Nederlandse ‘kolonieën’
Wim Dragstra - Heerlen
Voormalig minister Ronald Plasterk van Onderwijs, Cultuur en Wetenschap was in 2009 in Brunssum om een aantal mijnwerkerswijken aan te wijzen als beschermd stads- en dorpsgezicht. Deze wijken ontstonden begin vorige eeuw, toen de steenkolenmijnen in Limburg geopend werden. Aan duizenden toestromende mijnwerkers en hun gezinnen moest toen onderdak geboden worden. De laatste jaren zijn deze Brunssumse arbeiderswijken mooi opgeknapt.

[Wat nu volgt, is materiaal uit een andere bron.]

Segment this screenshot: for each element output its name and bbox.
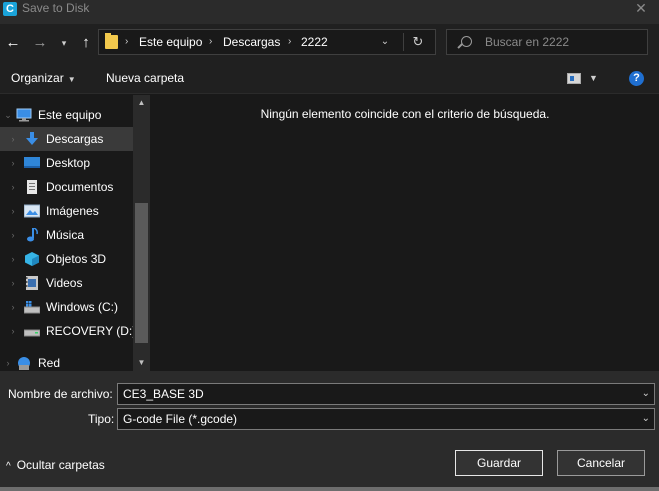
sidebar-item-label: Música xyxy=(46,228,85,242)
cancel-button[interactable]: Cancelar xyxy=(557,450,645,476)
expand-chevron-icon[interactable]: › xyxy=(8,247,18,271)
sidebar-item-este-equipo[interactable]: ⌄ Este equipo xyxy=(0,103,133,127)
help-icon[interactable]: ? xyxy=(629,71,644,86)
breadcrumb-descargas[interactable]: Descargas xyxy=(223,30,280,54)
breadcrumb-2222[interactable]: 2222 xyxy=(301,30,328,54)
sidebar-item-label: Objetos 3D xyxy=(46,252,107,266)
sidebar-item-label: Documentos xyxy=(46,180,114,194)
sidebar-item-label: Windows (C:) xyxy=(46,300,119,314)
chevron-down-icon[interactable]: ⌄ xyxy=(642,384,650,404)
sidebar-item-label: Este equipo xyxy=(38,108,102,122)
empty-results-message: Ningún elemento coincide con el criterio… xyxy=(260,107,550,121)
expand-chevron-icon[interactable]: › xyxy=(8,151,18,175)
sidebar-item-label: Videos xyxy=(46,276,83,290)
sidebar-item-label: Imágenes xyxy=(46,204,99,218)
new-folder-button[interactable]: Nueva carpeta xyxy=(106,62,184,94)
chevron-down-icon[interactable]: ⌄ xyxy=(642,409,650,429)
expand-chevron-icon[interactable]: › xyxy=(8,223,18,247)
3d-objects-icon xyxy=(25,252,39,266)
sidebar-item-recovery-d[interactable]: › RECOVERY (D:) xyxy=(0,319,137,343)
sidebar-item-label: RECOVERY (D:) xyxy=(46,324,137,338)
music-icon xyxy=(27,228,38,242)
sidebar-item-label: Red xyxy=(38,356,61,370)
filename-field[interactable]: CE3_BASE 3D ⌄ xyxy=(117,383,655,405)
organize-menu[interactable]: Organizar ▼ xyxy=(11,62,76,96)
drive-icon xyxy=(24,329,40,337)
forward-button[interactable]: → xyxy=(30,33,50,53)
breadcrumb-separator-icon[interactable]: › xyxy=(209,30,212,54)
expand-chevron-icon[interactable]: › xyxy=(8,319,18,343)
up-button[interactable]: ↑ xyxy=(76,33,96,53)
desktop-icon xyxy=(24,157,40,168)
sidebar-item-windows-c[interactable]: › Windows (C:) xyxy=(0,295,133,319)
title-bar: C Save to Disk ✕ xyxy=(0,0,659,24)
collapse-chevron-icon[interactable]: ⌄ xyxy=(3,103,13,127)
address-bar[interactable]: › Este equipo › Descargas › 2222 ⌄ ↻ xyxy=(98,29,436,55)
file-type-value: G-code File (*.gcode) xyxy=(123,412,238,426)
view-dropdown-icon[interactable]: ▼ xyxy=(589,62,598,94)
search-box[interactable] xyxy=(446,29,648,55)
downloads-icon xyxy=(26,132,38,145)
system-drive-icon xyxy=(24,301,40,314)
hide-folders-label: Ocultar carpetas xyxy=(16,458,105,472)
command-toolbar: Organizar ▼ Nueva carpeta ▼ ? xyxy=(0,62,659,94)
sidebar-item-descargas[interactable]: › Descargas xyxy=(0,127,133,151)
type-label: Tipo: xyxy=(88,412,115,426)
scroll-up-icon[interactable]: ▲ xyxy=(133,95,150,111)
breadcrumb-separator-icon[interactable]: › xyxy=(288,30,291,54)
recent-locations-button[interactable]: ▾ xyxy=(55,33,73,53)
close-button[interactable]: ✕ xyxy=(627,0,655,18)
file-type-select[interactable]: G-code File (*.gcode) ⌄ xyxy=(117,408,655,430)
file-list[interactable]: Ningún elemento coincide con el criterio… xyxy=(151,95,659,371)
sidebar-item-label: Desktop xyxy=(46,156,91,170)
chevron-down-icon: ▼ xyxy=(67,75,76,84)
filename-value[interactable]: CE3_BASE 3D xyxy=(123,384,204,404)
search-input[interactable] xyxy=(485,30,645,54)
sidebar-item-label: Descargas xyxy=(46,132,104,146)
refresh-icon[interactable]: ↻ xyxy=(409,30,427,54)
search-icon xyxy=(461,36,472,47)
folder-icon xyxy=(105,33,118,49)
videos-icon xyxy=(26,276,38,290)
expand-chevron-icon[interactable]: › xyxy=(8,271,18,295)
sidebar-item-videos[interactable]: › Videos xyxy=(0,271,133,295)
documents-icon xyxy=(27,180,37,194)
navigation-bar: ← → ▾ ↑ › Este equipo › Descargas › 2222… xyxy=(0,24,659,62)
pictures-icon xyxy=(24,204,40,218)
computer-icon xyxy=(16,108,32,122)
expand-chevron-icon[interactable]: › xyxy=(8,199,18,223)
network-icon xyxy=(18,357,30,370)
back-button[interactable]: ← xyxy=(3,33,23,53)
expand-chevron-icon[interactable]: › xyxy=(8,295,18,319)
sidebar-item-red[interactable]: › Red xyxy=(0,351,133,371)
filename-label: Nombre de archivo: xyxy=(8,387,113,401)
organize-label: Organizar xyxy=(11,71,64,85)
chevron-up-icon: ^ xyxy=(6,461,11,472)
breadcrumb-este-equipo[interactable]: Este equipo xyxy=(139,30,202,54)
expand-chevron-icon[interactable]: › xyxy=(8,127,18,151)
address-divider xyxy=(403,33,404,51)
view-options-icon[interactable] xyxy=(567,73,581,84)
sidebar-item-musica[interactable]: › Música xyxy=(0,223,133,247)
window-title: Save to Disk xyxy=(22,1,90,15)
sidebar-item-objetos-3d[interactable]: › Objetos 3D xyxy=(0,247,133,271)
sidebar-item-imagenes[interactable]: › Imágenes xyxy=(0,199,133,223)
address-dropdown-icon[interactable]: ⌄ xyxy=(377,30,393,54)
sidebar-item-documentos[interactable]: › Documentos xyxy=(0,175,133,199)
scroll-down-icon[interactable]: ▼ xyxy=(133,355,150,371)
app-logo-icon: C xyxy=(3,2,17,16)
window-bottom-edge xyxy=(0,487,659,491)
hide-folders-toggle[interactable]: ^ Ocultar carpetas xyxy=(6,455,105,477)
save-button[interactable]: Guardar xyxy=(454,449,544,477)
save-form: Nombre de archivo: CE3_BASE 3D ⌄ Tipo: G… xyxy=(0,371,659,491)
breadcrumb-separator-icon[interactable]: › xyxy=(125,30,128,54)
navigation-pane: ⌄ Este equipo › Descargas › Desktop › Do… xyxy=(0,95,150,371)
expand-chevron-icon[interactable]: › xyxy=(8,175,18,199)
sidebar-item-desktop[interactable]: › Desktop xyxy=(0,151,133,175)
scrollbar-thumb[interactable] xyxy=(135,203,148,343)
expand-chevron-icon[interactable]: › xyxy=(3,351,13,371)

De minister had het in zijn toespraak consequent over ‘kolonieën’, dus met de klemtoon op -nie. Een foutje? Nee, hij geeft daarmee aan dat hij respect heeft voor het culturele erfgoed van de mijnwerkers. Al van oudsher wordt het woord kolonie in de Oostelijke Mijnstreek uitgesproken met een klemtoon op de laatste lettergreep. Leonie Cornips maakt daar in haar boekje Heerlens Nederlands uit 2003 ook al gewag van: ‘Deze mijnwerkersbuurten noemden ze in het HAN (Heerlens Algemeen Nederlands) de koloniés met de klemtoon op de laatste lettergreep.’ Cornips gebruikt dus het meervoud kolonies, maar het meervoud kolonieën komt in de praktijk vaker voor.
Dankzij de bijzondere klemtoon kun je direct het verschil horen met dat andere woord kolonie, dat de klemtoon op de tweede o heeft, en ‘overzees gebied’ betekent of ‘samenlevingsvorm van dieren’. Pinguïns bijvoorbeeld leven in ‘koloniën’.
Nu zelfs de minister van OCW dit woord koloníé en kolonieën in de mond genomen heeft, denk ik dat het tijd wordt het woord op te nemen in de officiële woordenlijst van de Nederlandse taal. En dan weten we voor eens en altijd dat de tijd van koloniën weliswaar voorbij is, maar dat er nog altijd ‘kolonieën’ zijn - mooi opgeknapt en beschermd in het zuiden van ons land.